La apología de la violencia se produce al acompañar la información de juicios favorables sobre la violencia en sí misma o sobre sus motivaciones emocionales. En este sentido es recomendable mandar a la papelera los comunicados y notas explicativas elaborados por los grupos terroristas o los violentos. Suelen ser pura apología de la violencia. O no hacer entrevistas a delincuentes, mafiosos o terroristas si no hay garantías de que podrá conducirse la entrevista con la misma profesionalidad que en otros casos. No transmitir en directo incidentes terroristas o delictivos, porque esas emisiones terminan siendo coproducidas por los violentos, en beneficio de su propia exaltación.
Evitar la exaltación de la violencia es informar desde sus víctimas, no desde la perspectiva de los violentos. Y es también informar de aquello que los violentos no quieren que se sepa.
Otras veces la apología de la violencia procede del encallecimiento. Un exceso de informaciones violentas o la intensidad de la información sobre violencia puede abotargar la sensibilidad de los ciudadanos. La insensibilización trivializa la violencia, produce hastío social, vuelve indiferentes a las sociedades, enerva los mecanismos de respuesta ciudadana.
Al principio horroriza la violencia, después horroriza la rutina con que se produce la violencia, después horroriza la propia incapacidad de horrorizarse y al final, con el encallecimiento, no horroriza nada.
La violencia se considera entonces normal, inevitable, justificada y tan natural como el amanecer. Es la máxima apología de la violencia.

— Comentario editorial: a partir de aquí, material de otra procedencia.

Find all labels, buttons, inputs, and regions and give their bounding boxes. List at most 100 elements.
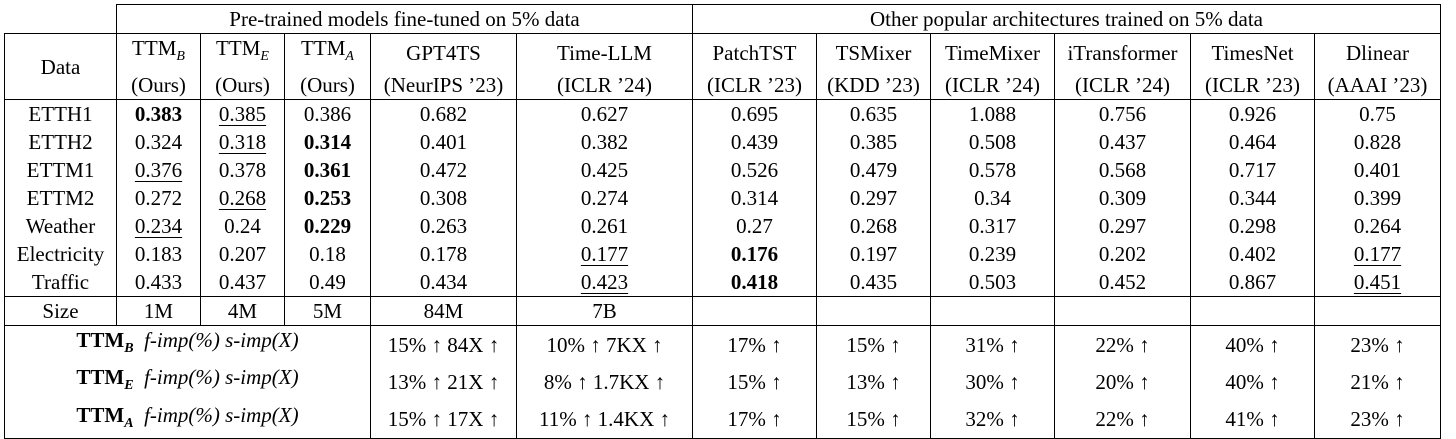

Hay que llamar a las cosas por su nombre: llamar homicidios a todos los homicidios: a las muertes causadas por terrorismo, o por la delincuencia callejera, las muertes mafiosas, a los parricidios más vulgares o a las muertes producidas en represalia por una violación.
Hay que llamar por su nombre a las matanzas de hombres y mujeres, sin hacer esta calificación en razón de su raza, de su edad, de su condición o de su indigencia.
Hay que llamar por su nombre a la tortura, a todas las formas de explotación del hombre por el hombre, del hombre por el Estado, de un pueblo a manos de otro pueblo.
Y hay que dejar de emplear la jerga de los violentos que siempre reenvía a una subcultura precisa: la subcultura de la muerte, o la subcultura de la violencia, o la de la corrupción.

Carlos Soria.
En La ética de las palabras modestas. Universidad Pontificia Bolivariana. Medellín 1997.